La cuestión es que ese papel de forjador recae, en pura teoría, sobre Denis Suárez, el gran perjudicado por la superpoblación de centrocampistas en los rivales. El de Salceda no acaba de acomodarse a tal cacería y no consigue limpiar las jugadas, una de las virtudes necesarias en un creador. La tesitura, como tantas otras veces, obligaba a aparecer a Iago Aspas demasiado atrás para que algo cambiase.
Manejaba el Celta esas dudas de inicio de juego ante un Alavés dispuesto a castigar como relámpago. Pero que nadie piense en balonazos, sino en combinaciones bien dibujadas y bien ensayadas con la verticalidad como argumento común. Los vitorianos replegaban sin problema y dejaban el balón para el Celta, que en la primera ocasión en la que logró volcar el juego hacia una banda y sacar el balón hacia la otra encontró premio: Kevin filtró el balón y el remate de Mina rozó en un defensa lo suficiente como para sorprender a Pacheco.
Había pedido Coudet el favor de los dioses para ponerse por delante. Lo tuvo y su equipo intentó madurar la situación desde la posesión, aunque el Alavés dio un paso adelante y empezó a amenazar mucho más la salida de balón, destapando los problemas celestes en esta fase. Además, empató enseguida con una buena llegada por banda de Edgar, con peinada hacia atrás de Luis Rioja y tanto de Joselu adelantándose a Dituro.
El partido era más del Alavés, que agradecía haber empatado temprano y volvía a sus cuarteles de invierno en campo propio. Fueron minutos de control que convencieron a los locales de que podían dar un paso más. Y lo dieron en el arranque de la segunda mitad, asfixiando el juego del Celta mientras el cielo comenzaba a dejar caer una intensa aguanieve. Laum cabeceó al palo un saque de esquina, con las acciones a balón parado asustando.
La nieve comenzaba a cuajar cuando Coudet se decidió. Sacó del campo a Denis y Brais para meter a Tapia y Solari. Y el equipo lo agradeció casi de forma instantánea. Se abrigó. Y reaccionó.

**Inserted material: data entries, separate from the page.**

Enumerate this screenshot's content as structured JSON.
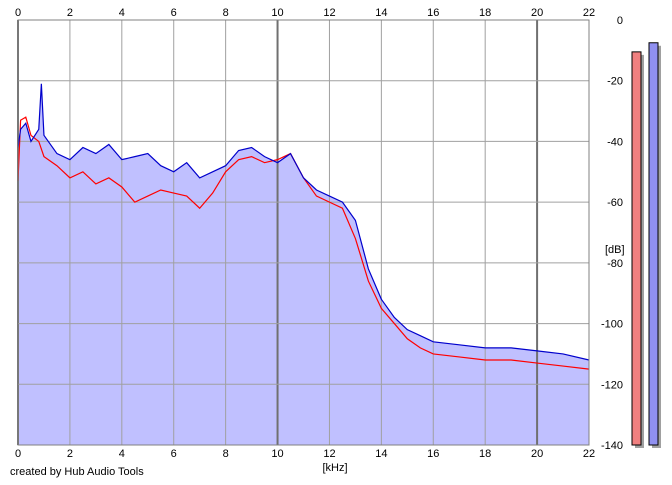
{
  "chart_data": {
    "type": "line",
    "xlabel": "[kHz]",
    "ylabel": "[dB]",
    "xlim": [
      0,
      22
    ],
    "ylim": [
      -140,
      0
    ],
    "x_ticks": [
      "0",
      "2",
      "4",
      "6",
      "8",
      "10",
      "12",
      "14",
      "16",
      "18",
      "20",
      "22"
    ],
    "y_ticks": [
      "0",
      "-20",
      "-40",
      "-60",
      "-80",
      "-100",
      "-120",
      "-140"
    ],
    "grid": true,
    "area_fill": "#c0c0ff",
    "series": [
      {
        "color": "#ff0000",
        "x": [
          0,
          0.1,
          0.3,
          0.5,
          0.8,
          1.0,
          1.5,
          2.0,
          2.5,
          3.0,
          3.5,
          4.0,
          4.5,
          5.0,
          5.5,
          6.0,
          6.5,
          7.0,
          7.5,
          8.0,
          8.5,
          9.0,
          9.5,
          10.0,
          10.5,
          11.0,
          11.5,
          12.0,
          12.5,
          13.0,
          13.5,
          14.0,
          14.5,
          15.0,
          15.5,
          16.0,
          17.0,
          18.0,
          19.0,
          20.0,
          21.0,
          22.0
        ],
        "y": [
          -53,
          -33,
          -32,
          -38,
          -40,
          -45,
          -48,
          -52,
          -50,
          -54,
          -52,
          -55,
          -60,
          -58,
          -56,
          -57,
          -58,
          -62,
          -57,
          -50,
          -46,
          -45,
          -47,
          -46,
          -44,
          -52,
          -58,
          -60,
          -62,
          -72,
          -86,
          -95,
          -100,
          -105,
          -108,
          -110,
          -111,
          -112,
          -112,
          -113,
          -114,
          -115
        ]
      },
      {
        "color": "#0000cc",
        "x": [
          0,
          0.1,
          0.3,
          0.5,
          0.8,
          0.9,
          1.0,
          1.5,
          2.0,
          2.5,
          3.0,
          3.5,
          4.0,
          4.5,
          5.0,
          5.5,
          6.0,
          6.5,
          7.0,
          7.5,
          8.0,
          8.5,
          9.0,
          9.5,
          10.0,
          10.5,
          11.0,
          11.5,
          12.0,
          12.5,
          13.0,
          13.5,
          14.0,
          14.5,
          15.0,
          15.5,
          16.0,
          17.0,
          18.0,
          19.0,
          20.0,
          21.0,
          22.0
        ],
        "y": [
          -42,
          -36,
          -34,
          -40,
          -36,
          -21,
          -38,
          -44,
          -46,
          -42,
          -44,
          -41,
          -46,
          -45,
          -44,
          -48,
          -50,
          -47,
          -52,
          -50,
          -48,
          -43,
          -42,
          -45,
          -47,
          -44,
          -52,
          -56,
          -58,
          -60,
          -66,
          -82,
          -92,
          -98,
          -102,
          -104,
          -106,
          -107,
          -108,
          -108,
          -109,
          -110,
          -112
        ]
      }
    ],
    "level_bars": [
      {
        "color": "#f08080",
        "value": -10.5
      },
      {
        "color": "#9090f0",
        "value": -7.5
      }
    ]
  },
  "credit": "created by Hub Audio Tools"
}
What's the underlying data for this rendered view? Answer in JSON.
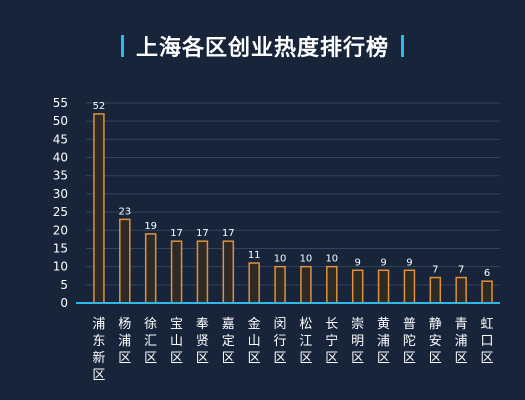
{
  "chart_data": {
    "type": "bar",
    "title": "上海各区创业热度排行榜",
    "categories": [
      "浦东新区",
      "杨浦区",
      "徐汇区",
      "宝山区",
      "奉贤区",
      "嘉定区",
      "金山区",
      "闵行区",
      "松江区",
      "长宁区",
      "崇明区",
      "黄浦区",
      "普陀区",
      "静安区",
      "青浦区",
      "虹口区"
    ],
    "values": [
      52,
      23,
      19,
      17,
      17,
      17,
      11,
      10,
      10,
      10,
      9,
      9,
      9,
      7,
      7,
      6
    ],
    "yticks": [
      "0",
      "5",
      "10",
      "15",
      "20",
      "25",
      "30",
      "35",
      "40",
      "45",
      "50",
      "55"
    ],
    "ylim": [
      0,
      55
    ],
    "xlabel": "",
    "ylabel": "",
    "grid": true,
    "colors": {
      "background": "#17243a",
      "bar_fill": "#2e2a26",
      "bar_stroke": "#e0913c",
      "axis": "#2fb8e8",
      "grid": "#33455e",
      "accent": "#2fb8e8"
    }
  }
}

Ya no sufría sin balón y con él comenzaba a ser capaz de luchar contra los elementos.
Antes y después, el gran faro era Iago Aspas. El moañés completó ayer su mejor partido de la temporada, siendo clave en mantener la fe en que se podía sacar algo en limpio entre la nieve. Con su estrella al frente, el Celta comenzó a hacer méritos para que la suerte le sonriera, con un Cervi que dio vida a la banda izquierda. De un centro de Galán desde tal lado salió una mano de Aguirregabiria dentro del área que fue señalada como penalti. Aspas asumió la responsabilidad y falló, pero aprovechó el rechace para marcar.
Entonces, dejó de nevar. El partido había quedado desnivelado y el Celta se había vestido para la ocasión. Abrigado, se dispuso a aguantar el marcador, aunque bordeando el minuto 80 dos centros de Solari merecieron el tercer gol. Y cuando el Alavés puso sobre el campo a Guidetti para hacer dúo con Joselu y bombardeó con su juego aéreo, Murillo salió del banquillo para hacer lo que mejor sabe hacer.
Hubo sufrimiento, pero también fortaleza. La tercera victoria a domicilio de la temporada se fraguó entre la nieve. Los marcadores empiezan a sonreír, con sólo una derrota en los últimos seis encuentros. La cuestión ahora es elegir bien con qué ropaje jugar.